Don bahane, poker şahane!

03 Eylül 2022 Cumartesi

Mikronezya müstebidinin zavallı Mikronları “kölekul”a dönüştürmek için en başarılı icadı olan Yol dini, hem imana gelmek hem de ibadet koşulları açısından çok kolay, çok pratik bir inançtı. 

Çok kolaydı çünkü “Ol dedin olduk, yol dedin yaptık” diyen herkes Yolcu kabul edilip Tanrı Ol’un cennetlik listesine yazılıyordu. Çok pratikti çünkü müstebit Ulu Çoban’ın güdümüne girmek zaten ibadet sayılıyordu.

Başka bir deyişle Yol dininde Muktedir Makropiç ne yaparsa mubah, ne yapmazsa günahtı ve ibadet usulleri de onun gibi davranmaktan ibaretti.

Örneğin hırsızlık mubahtı. Muktedir Makropiç halkı mı soyuyor? Halk da birbirini soyuyordu. Muktedir Makropiç küçük adanın nesi var nesi yok satıyor, dağ tepe orman içini oyup beton mu döküyor? Halk da çam kalmadığından beton sakızı çoban armağanı tadında ibadete katılıyor, komşunun evine dalıyor, bahçesinin çiçeklerini yolup üstünü asfaltlıyordu.

Muktedir Makropiç müzik sevmezdi, dolayısıyla müzik günahtı. Müzisyenler de günahkâr ilan edilerek zindana atılırlardı. Ama Ulu Çoban, pudra şekeri çekmeyi severdi, böylece pudra şekeri mubah hatta parası pudra şekerine yetmeyenlere ucuz ve ibadullah “uçuran hap”, “soyunduran hap”, “seviştiren hap” falan dağıtmak da sevaptı.
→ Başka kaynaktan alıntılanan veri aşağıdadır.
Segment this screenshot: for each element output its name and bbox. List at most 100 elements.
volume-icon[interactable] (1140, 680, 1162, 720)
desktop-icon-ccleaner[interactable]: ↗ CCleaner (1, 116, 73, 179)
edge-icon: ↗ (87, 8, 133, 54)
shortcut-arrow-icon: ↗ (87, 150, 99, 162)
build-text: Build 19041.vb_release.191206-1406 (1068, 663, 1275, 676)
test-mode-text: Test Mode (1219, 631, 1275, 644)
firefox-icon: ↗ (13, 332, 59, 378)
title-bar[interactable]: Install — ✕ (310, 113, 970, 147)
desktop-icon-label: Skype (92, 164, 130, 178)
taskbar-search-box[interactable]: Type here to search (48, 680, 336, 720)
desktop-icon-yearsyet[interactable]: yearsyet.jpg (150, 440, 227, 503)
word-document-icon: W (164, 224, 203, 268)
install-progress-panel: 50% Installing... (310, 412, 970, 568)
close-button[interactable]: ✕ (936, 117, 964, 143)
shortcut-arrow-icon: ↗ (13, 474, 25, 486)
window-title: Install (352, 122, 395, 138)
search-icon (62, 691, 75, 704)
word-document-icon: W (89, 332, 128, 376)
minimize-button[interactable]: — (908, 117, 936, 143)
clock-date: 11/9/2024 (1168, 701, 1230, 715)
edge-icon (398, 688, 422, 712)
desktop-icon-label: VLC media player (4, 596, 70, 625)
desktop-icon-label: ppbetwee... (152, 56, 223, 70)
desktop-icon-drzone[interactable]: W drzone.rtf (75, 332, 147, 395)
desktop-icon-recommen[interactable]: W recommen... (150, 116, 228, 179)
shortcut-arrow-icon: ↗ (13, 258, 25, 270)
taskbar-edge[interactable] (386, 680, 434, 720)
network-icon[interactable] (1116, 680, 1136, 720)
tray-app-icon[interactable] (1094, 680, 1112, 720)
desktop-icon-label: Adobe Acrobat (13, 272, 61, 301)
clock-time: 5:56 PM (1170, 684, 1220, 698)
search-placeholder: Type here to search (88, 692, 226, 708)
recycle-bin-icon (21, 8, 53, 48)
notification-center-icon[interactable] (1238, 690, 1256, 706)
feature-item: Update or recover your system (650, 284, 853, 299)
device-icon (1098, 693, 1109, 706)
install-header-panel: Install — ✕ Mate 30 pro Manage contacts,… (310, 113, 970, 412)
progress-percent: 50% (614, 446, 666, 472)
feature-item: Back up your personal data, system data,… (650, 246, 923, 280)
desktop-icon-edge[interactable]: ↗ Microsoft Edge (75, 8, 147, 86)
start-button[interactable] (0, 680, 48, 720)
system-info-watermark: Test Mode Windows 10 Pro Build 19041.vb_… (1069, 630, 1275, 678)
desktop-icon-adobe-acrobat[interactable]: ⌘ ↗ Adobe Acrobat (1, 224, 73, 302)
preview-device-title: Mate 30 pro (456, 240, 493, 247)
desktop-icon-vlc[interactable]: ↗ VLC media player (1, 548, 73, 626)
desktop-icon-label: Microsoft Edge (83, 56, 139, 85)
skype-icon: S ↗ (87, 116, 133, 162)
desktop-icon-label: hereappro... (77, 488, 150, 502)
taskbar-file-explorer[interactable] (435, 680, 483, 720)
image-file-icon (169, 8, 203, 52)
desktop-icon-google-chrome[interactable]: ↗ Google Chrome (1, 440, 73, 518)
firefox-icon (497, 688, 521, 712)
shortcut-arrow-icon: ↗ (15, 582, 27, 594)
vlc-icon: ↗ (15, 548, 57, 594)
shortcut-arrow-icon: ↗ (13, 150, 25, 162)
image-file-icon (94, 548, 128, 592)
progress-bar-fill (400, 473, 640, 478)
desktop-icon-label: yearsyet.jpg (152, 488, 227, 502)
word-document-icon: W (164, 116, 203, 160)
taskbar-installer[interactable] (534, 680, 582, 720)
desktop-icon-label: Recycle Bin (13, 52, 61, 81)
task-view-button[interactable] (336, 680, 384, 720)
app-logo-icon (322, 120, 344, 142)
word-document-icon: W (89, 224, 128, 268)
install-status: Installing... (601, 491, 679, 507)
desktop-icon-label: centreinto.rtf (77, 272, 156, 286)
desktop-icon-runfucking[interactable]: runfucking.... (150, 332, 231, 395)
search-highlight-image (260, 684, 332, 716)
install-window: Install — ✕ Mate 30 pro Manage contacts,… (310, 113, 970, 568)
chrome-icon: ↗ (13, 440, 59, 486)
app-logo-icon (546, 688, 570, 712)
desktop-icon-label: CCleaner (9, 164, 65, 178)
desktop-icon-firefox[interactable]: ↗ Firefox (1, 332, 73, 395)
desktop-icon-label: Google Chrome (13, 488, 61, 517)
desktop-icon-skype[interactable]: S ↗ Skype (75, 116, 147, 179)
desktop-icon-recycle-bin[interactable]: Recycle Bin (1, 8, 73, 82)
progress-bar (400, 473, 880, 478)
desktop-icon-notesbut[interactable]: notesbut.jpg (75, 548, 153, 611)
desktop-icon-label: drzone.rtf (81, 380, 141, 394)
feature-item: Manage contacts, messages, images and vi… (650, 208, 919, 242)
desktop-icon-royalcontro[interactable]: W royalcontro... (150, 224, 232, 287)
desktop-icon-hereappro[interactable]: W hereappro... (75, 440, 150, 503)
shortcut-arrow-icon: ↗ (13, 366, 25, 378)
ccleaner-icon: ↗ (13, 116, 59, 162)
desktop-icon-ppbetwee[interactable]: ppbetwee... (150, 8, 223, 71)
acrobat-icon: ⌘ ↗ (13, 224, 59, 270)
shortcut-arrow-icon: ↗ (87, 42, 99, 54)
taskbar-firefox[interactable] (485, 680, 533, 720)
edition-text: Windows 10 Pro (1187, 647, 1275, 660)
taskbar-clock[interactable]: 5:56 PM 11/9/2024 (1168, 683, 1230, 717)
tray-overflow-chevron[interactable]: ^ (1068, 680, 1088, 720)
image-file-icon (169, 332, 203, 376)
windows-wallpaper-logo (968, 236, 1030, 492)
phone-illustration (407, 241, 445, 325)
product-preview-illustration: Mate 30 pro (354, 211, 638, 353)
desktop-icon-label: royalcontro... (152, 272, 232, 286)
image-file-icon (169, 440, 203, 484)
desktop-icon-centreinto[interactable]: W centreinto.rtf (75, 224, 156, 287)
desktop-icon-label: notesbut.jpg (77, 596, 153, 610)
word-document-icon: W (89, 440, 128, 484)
Mikronezya’da kumar mubahtı. Çünkü müstebidin biricik eğlencesi, poker oynamaktı. Özellikle de Texas Hold’em türü pokere bayılırdı. Tabii ki en yozdaş yakınları, rüşvetçi yoldaşlarıyla oynar, elbette ki kaybetmeyi sevmezdi. Aldıkları ihale bedeli ya da rüşvetin yüzde otuzunu zaten Ulu Çoban’a toka eden Şeş Taahhüt Kumpanyası müteahhitleri ya da Beton Saray Rüşvet Danışmanları, zaten Ulu Çoban’a kazandırmak için oynar, poker masasında kaybettiklerini de nasılsa ona ödedikleri sakal parasından keserlerdi.

Muktedir Makropiç, sürprizleri severdi. Yozdaşlarını yine pokere çağırdığı bir gece, “Parayla değil, soyunmasına oynuyoruz!” dedi. 

Şeş Taahhüt Kumpanyası müteahhitleri Cenabet Cenginski ile Mikron Mikropiç, sabaha karşı kumar masasından kalktıklarında Cenabet’in üstünde bir donu kalmıştı, Mikron ise çırılçıplaktı. 

İki yozdaş, Saray’ın koridorlarında bir süre sessizce yürüdüler. Şoförlü çakarlı arabaların kendilerini beklediği çıkışa yaklaştıklarında, Mikron Mikropiç bir an durup yozdaşına “Seni çok takdir ediyorum, gerçekten takdir ediyorum” dedi.

Cenabet Cenginski, merakla sordu: “Neden?”

İki elini apış arasından çekemeyen Mikron Mikropiç, içini çekip Cenginski’nin donuna baktı:

“Kumarda nerede duracağını iyi biliyorsun!”